You are designing an AI system that empowers everyone, including people who have hearing, visual, and other impairments.
This is an example of which Microsoft guiding principle for responsible AI?

A. fairness
B. inclusiveness
C. reliability and safety
D. accountability

Correct Answer:
B. inclusiveness
Answer Description:
Inclusiveness: At Microsoft, we firmly believe everyone should benefit from intelligent technology, meaning it must incorporate and address a broad range of human needs and experiences. For the 1 billion people with disabilities around the world, AI technologies can be a game-changer.

Exam Question 5

You are building an AI system.
Which task should you include to ensure that the service meets the Microsoft transparency principle for responsible AI?

A. Ensure that all visuals have an associated text that can be read by a screen reader.
B. Enable autoscaling to ensure that a service scales based on demand.
C. Provide documentation to help developers debug code.
D. Ensure that a training dataset is representative of the population.

Correct Answer:
C. Provide documentation to help developers debug code.

Exam Question 6

Your company is exploring the use of voice recognition technologies in its smart home devices. The company wants to identify any barriers that might unintentionally leave out specific user groups.
This an example of which Microsoft guiding principle for responsible AI?

A. accountability
B. fairness
C. inclusiveness
D. privacy and security

Correct Answer:
C. inclusiveness

Exam Question 7

What are three Microsoft guiding principles for responsible AI?
Each correct answer presents a complete solution.
NOTE: Each correct selection is worth one point.

A. knowledgeability
B. decisiveness
C. inclusiveness
D. fairness
E. opinionatedness
F. reliability and safety

Correct Answer:
C. inclusiveness
D. fairness
F. reliability and safety

Exam Question 8

You run a charity event that involves posting photos of people wearing sunglasses on Twitter.
You need to ensure that you only retweet photos that meet the following requirements:

  • Include one or more faces.
  • Contain at least one person wearing sunglasses.

What should you use to analyze the images?
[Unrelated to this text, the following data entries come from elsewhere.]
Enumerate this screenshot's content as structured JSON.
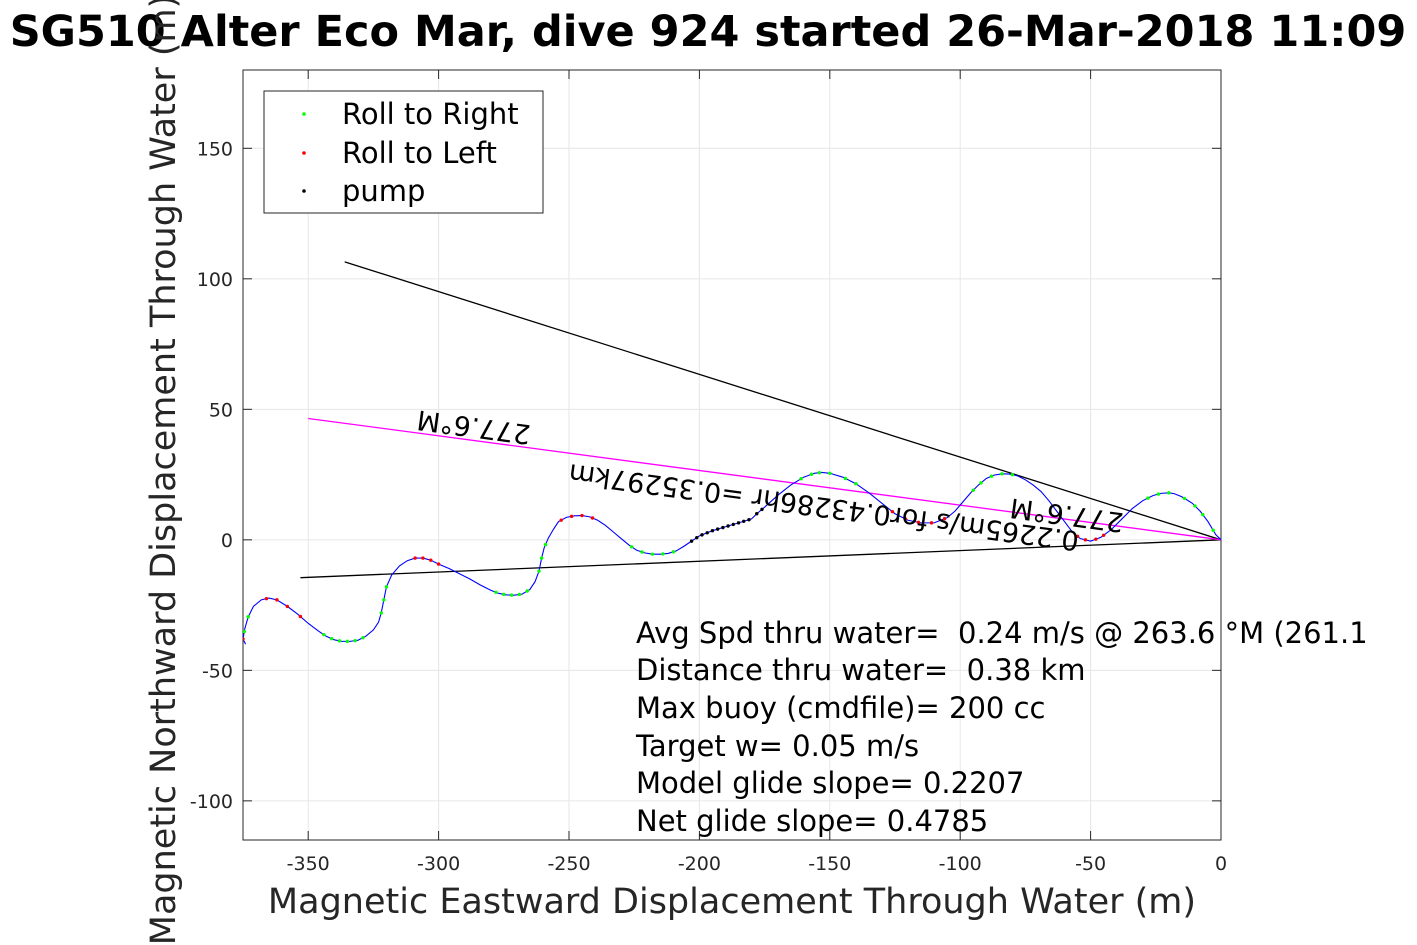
{
  "chart_data": {
    "type": "line",
    "title": "SG510 Alter Eco Mar, dive 924 started 26-Mar-2018 11:09",
    "xlabel": "Magnetic Eastward Displacement Through Water (m)",
    "ylabel": "Magnetic Northward Displacement Through Water (m)",
    "xlim": [
      -375,
      0
    ],
    "ylim": [
      -115,
      180
    ],
    "xticks": [
      -350,
      -300,
      -250,
      -200,
      -150,
      -100,
      -50,
      0
    ],
    "yticks": [
      -100,
      -50,
      0,
      50,
      100,
      150
    ],
    "grid": true,
    "legend": {
      "location": "top-left",
      "entries": [
        {
          "label": "Roll to Right",
          "color": "#00ff00"
        },
        {
          "label": "Roll to Left",
          "color": "#ff0000"
        },
        {
          "label": "pump",
          "color": "#000000"
        }
      ]
    },
    "track": {
      "name": "track",
      "color": "#0000ff",
      "points": [
        [
          0,
          0
        ],
        [
          -2,
          2
        ],
        [
          -5,
          7
        ],
        [
          -8,
          11
        ],
        [
          -11,
          14
        ],
        [
          -15,
          16.5
        ],
        [
          -18,
          17.7
        ],
        [
          -20,
          18
        ],
        [
          -23,
          17.8
        ],
        [
          -26,
          17
        ],
        [
          -30,
          15
        ],
        [
          -34,
          12
        ],
        [
          -38,
          8
        ],
        [
          -42,
          4
        ],
        [
          -46,
          1
        ],
        [
          -50,
          -0.5
        ],
        [
          -54,
          0.5
        ],
        [
          -57,
          3
        ],
        [
          -60,
          7
        ],
        [
          -63,
          11
        ],
        [
          -66,
          15
        ],
        [
          -69,
          18.5
        ],
        [
          -72,
          21
        ],
        [
          -75,
          23
        ],
        [
          -78,
          24.5
        ],
        [
          -81,
          25.2
        ],
        [
          -84,
          25.3
        ],
        [
          -87,
          24.8
        ],
        [
          -90,
          23.5
        ],
        [
          -93,
          21
        ],
        [
          -96,
          18
        ],
        [
          -99,
          14.5
        ],
        [
          -102,
          11
        ],
        [
          -105,
          8.5
        ],
        [
          -110,
          6.5
        ],
        [
          -115,
          6.5
        ],
        [
          -120,
          7.5
        ],
        [
          -125,
          10
        ],
        [
          -130,
          14
        ],
        [
          -135,
          18
        ],
        [
          -140,
          21.5
        ],
        [
          -145,
          24
        ],
        [
          -150,
          25.5
        ],
        [
          -153,
          25.8
        ],
        [
          -156,
          25.5
        ],
        [
          -160,
          24
        ],
        [
          -165,
          21
        ],
        [
          -170,
          17
        ],
        [
          -175,
          12.5
        ],
        [
          -178,
          10
        ],
        [
          -180,
          8
        ],
        [
          -185,
          6.5
        ],
        [
          -190,
          5
        ],
        [
          -195,
          3.5
        ],
        [
          -200,
          1.5
        ],
        [
          -203,
          -0.5
        ],
        [
          -206,
          -2.5
        ],
        [
          -209,
          -4.3
        ],
        [
          -212,
          -5.2
        ],
        [
          -215,
          -5.5
        ],
        [
          -218,
          -5.5
        ],
        [
          -221,
          -5
        ],
        [
          -224,
          -4
        ],
        [
          -227,
          -2
        ],
        [
          -230,
          0.5
        ],
        [
          -233,
          3
        ],
        [
          -236,
          5.5
        ],
        [
          -239,
          7.5
        ],
        [
          -242,
          8.8
        ],
        [
          -245,
          9.3
        ],
        [
          -248,
          9.2
        ],
        [
          -251,
          8.6
        ],
        [
          -254,
          7
        ],
        [
          -256,
          4
        ],
        [
          -258,
          0.5
        ],
        [
          -259.5,
          -3
        ],
        [
          -260.5,
          -7
        ],
        [
          -261.5,
          -12
        ],
        [
          -263,
          -16
        ],
        [
          -265,
          -19
        ],
        [
          -268,
          -20.8
        ],
        [
          -271,
          -21.2
        ],
        [
          -274,
          -21.1
        ],
        [
          -277,
          -20.5
        ],
        [
          -280,
          -19.3
        ],
        [
          -284,
          -17.3
        ],
        [
          -288,
          -15
        ],
        [
          -292,
          -13
        ],
        [
          -296,
          -11
        ],
        [
          -300,
          -9.3
        ],
        [
          -303,
          -7.8
        ],
        [
          -306,
          -7
        ],
        [
          -309,
          -7
        ],
        [
          -312,
          -8
        ],
        [
          -315,
          -10
        ],
        [
          -318,
          -13.5
        ],
        [
          -320,
          -18
        ],
        [
          -321,
          -23
        ],
        [
          -322,
          -28
        ],
        [
          -323,
          -31.5
        ],
        [
          -325,
          -34.5
        ],
        [
          -328,
          -37
        ],
        [
          -331,
          -38.5
        ],
        [
          -334,
          -38.9
        ],
        [
          -337,
          -38.9
        ],
        [
          -340,
          -38.3
        ],
        [
          -343,
          -37
        ],
        [
          -346,
          -35
        ],
        [
          -350,
          -32
        ],
        [
          -354,
          -28.5
        ],
        [
          -358,
          -25.5
        ],
        [
          -362,
          -23
        ],
        [
          -365,
          -22.3
        ],
        [
          -368,
          -23
        ],
        [
          -371,
          -25.5
        ],
        [
          -373,
          -29.5
        ],
        [
          -374.3,
          -34
        ],
        [
          -375,
          -38
        ],
        [
          -374,
          -40
        ]
      ]
    },
    "markers": {
      "roll_right_x": [
        -3,
        -7,
        -10,
        -14,
        -20,
        -24,
        -28,
        -80,
        -84,
        -88,
        -92,
        -95,
        -140,
        -144,
        -150,
        -154,
        -157,
        -161,
        -210,
        -214,
        -218,
        -222,
        -226,
        -259,
        -260.5,
        -261.5,
        -266,
        -269,
        -272,
        -275,
        -278,
        -320,
        -321,
        -322,
        -329,
        -332,
        -335,
        -338,
        -341,
        -344,
        -373,
        -374.5
      ],
      "roll_left_x": [
        -45,
        -48,
        -52,
        -55,
        -106,
        -111,
        -116,
        -121,
        -126,
        -241,
        -245,
        -249,
        -253,
        -300,
        -303,
        -306,
        -309,
        -353,
        -358,
        -362,
        -366,
        -375
      ],
      "pump_x": [
        -181,
        -183,
        -185,
        -187,
        -189,
        -191,
        -193,
        -195,
        -197,
        -199,
        -201,
        -203,
        -176,
        -178
      ]
    },
    "lines": [
      {
        "name": "black-line-1",
        "color": "#000000",
        "points": [
          [
            -336,
            106.5
          ],
          [
            0,
            0
          ]
        ]
      },
      {
        "name": "black-line-2",
        "color": "#000000",
        "points": [
          [
            -353,
            -14.5
          ],
          [
            0,
            0
          ]
        ]
      },
      {
        "name": "current-line",
        "color": "#ff00ff",
        "points": [
          [
            -350,
            46.5
          ],
          [
            0,
            0
          ]
        ]
      }
    ],
    "annotations": {
      "heading_1": "277.6°M",
      "current": "0.2265m/s for0.43286hr =0.35297km",
      "heading_2": "277.6°M"
    },
    "stats": [
      "Avg Spd thru water=  0.24 m/s @ 263.6 °M (261.1",
      "Distance thru water=  0.38 km",
      "Max buoy (cmdfile)= 200 cc",
      "Target w= 0.05 m/s",
      "Model glide slope= 0.2207",
      "Net glide slope= 0.4785"
    ]
  }
}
A. the Verify operation in the Face service
B. the Detect operation in the Face service
C. the Describe Image operation in the Computer Vision service
D. the Analyze Image operation in the Computer Vision service

Correct Answer:
B. the Detect operation in the Face service

Exam Question 9

Which metric can you use to evaluate a classification model?

A. true positive rate
B. mean absolute error (MAE)
C. coefficient of determination (R2)
D. root mean squared error (RMSE)

Correct Answer:
A. true positive rate
Answer Description:
What does a good model look like?
An ROC curve that approaches the top left corner with 100% true positive rate and 0% false positive rate will be the best model. A random model would display as a flat line from the bottom left to the top right corner. Worse than random would dip below the y=x line.

Exam Question 10

Which two components can you drag onto a canvas in Azure Machine Learning designer? Each correct answer presents a complete solution.
NOTE: Each correct selection is worth one point.

A. dataset
B. compute
C. pipeline
D. module

Correct Answer:
A. dataset
D. module
Answer Description:
You can drag-and-drop datasets and modules onto the canvas.